Religion in the Copy Center

I was in Staples at 34th and Broadway today, waiting for some copies to be made, and I overheard a conversation between a man in his early 20s and a woman in her late 40s about God and biblical literalism. It had been going on for some time by the time I got there.

He was standing at the paper cutter cutting 8.5 x 11 copies into eighths. Some kind of cards to hand out advertising an event of some sort. He wore a too-long moustache, an oily ponytail and rollerblades.

She stood next to him at the counter doing something with lamination. She had unbound salt and pepper hair down past her shoulders, she wore too much eye makeup, and loose, shabby clothing.

I couldn’t tell if they knew each other before this episode at Staples. At first I thought they were arguing. They were disagreeing slightly. That I could tell for sure. But it was cordial enough. Essentially, his point of view was ecumenical and secular and logical, but ultimately respectful and deferrential. He didn’t want ana rgument; he was just curious. Her point of view was very rigid and literal and of strong conviction. He was being heroically fair to her with statements like, “I really appreciate your point of view. I’m just saying …”and “I’m not a scholar, so I can’t be absolutely certain, but …”

At one point he explained that he always had a problem with the Book of Leviticus and its harsh prescriptions against immoral heterosexual behavior and homosexuality.

She leaned in. “Well, you know why homosexuality is bad,” she said, lowering her voice to a discreet whisper. “It’s because it’s unclean. It spreads disease. It’s unholy.” She went on, though I had lost interest in the particulars.

He gamely pointed out that plenty of heterosexual behavior also spreads disease. They discussed it a bit further. He also drew a distinction between the conviction that adultery being bad because it’s against God’s word and the opinion that adultery being bad because it breaks down bonds of human trust, his opinion being the latter. Eventually they agreed that it was ultimately best to live a life of peace and forgiveness.

Then she closed her part of the discussion with a neat and tidy “Listen, I don’t judge. That’s not my job. Only god can judge us.”

Bravo. I agreed with her — partially — on something: It was not her place to judge people. But what caught my attention was her hypocrisy. She was passing judgment.

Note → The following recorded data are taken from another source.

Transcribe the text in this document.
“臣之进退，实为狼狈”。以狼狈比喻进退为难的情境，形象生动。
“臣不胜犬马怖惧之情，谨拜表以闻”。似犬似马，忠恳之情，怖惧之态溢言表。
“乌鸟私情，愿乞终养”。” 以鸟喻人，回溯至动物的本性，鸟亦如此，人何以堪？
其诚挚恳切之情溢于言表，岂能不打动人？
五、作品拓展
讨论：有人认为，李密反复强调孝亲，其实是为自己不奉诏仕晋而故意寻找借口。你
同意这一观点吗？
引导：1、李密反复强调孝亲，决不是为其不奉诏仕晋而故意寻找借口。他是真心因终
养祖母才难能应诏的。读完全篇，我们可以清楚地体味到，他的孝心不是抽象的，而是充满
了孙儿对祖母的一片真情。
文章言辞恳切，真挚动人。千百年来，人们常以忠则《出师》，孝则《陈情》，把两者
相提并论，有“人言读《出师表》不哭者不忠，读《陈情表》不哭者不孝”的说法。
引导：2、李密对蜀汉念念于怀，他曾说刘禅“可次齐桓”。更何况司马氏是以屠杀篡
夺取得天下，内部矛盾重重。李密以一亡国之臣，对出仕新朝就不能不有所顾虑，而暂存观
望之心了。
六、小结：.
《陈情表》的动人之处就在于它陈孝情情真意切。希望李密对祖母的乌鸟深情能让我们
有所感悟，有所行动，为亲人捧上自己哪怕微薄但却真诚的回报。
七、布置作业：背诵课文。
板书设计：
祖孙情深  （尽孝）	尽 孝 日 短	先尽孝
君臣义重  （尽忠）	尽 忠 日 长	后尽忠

I can accept that whoever wrote what is in the Bible is passing judgment. Or, rather, if the words in the Bible are to be taken as the word of God, then what is in the Bible is a representation of God passing judgment. We’re taught that only God can do so and that we must not. OK. I can take that as an axiom of Christianity.

But if she says something like “Homosexuality is unclean,” instead of “The Bible says homosexuality is unclean” or “We are taught that homosexuality is unclean” — if she is stating the biblical fact with her own conviction and not attributing the judgment to God, then she’s not expressing an original thought at all — she’s just taking credit for someone else’s work. She’s plagiarising God. And how do you think he would fancy that?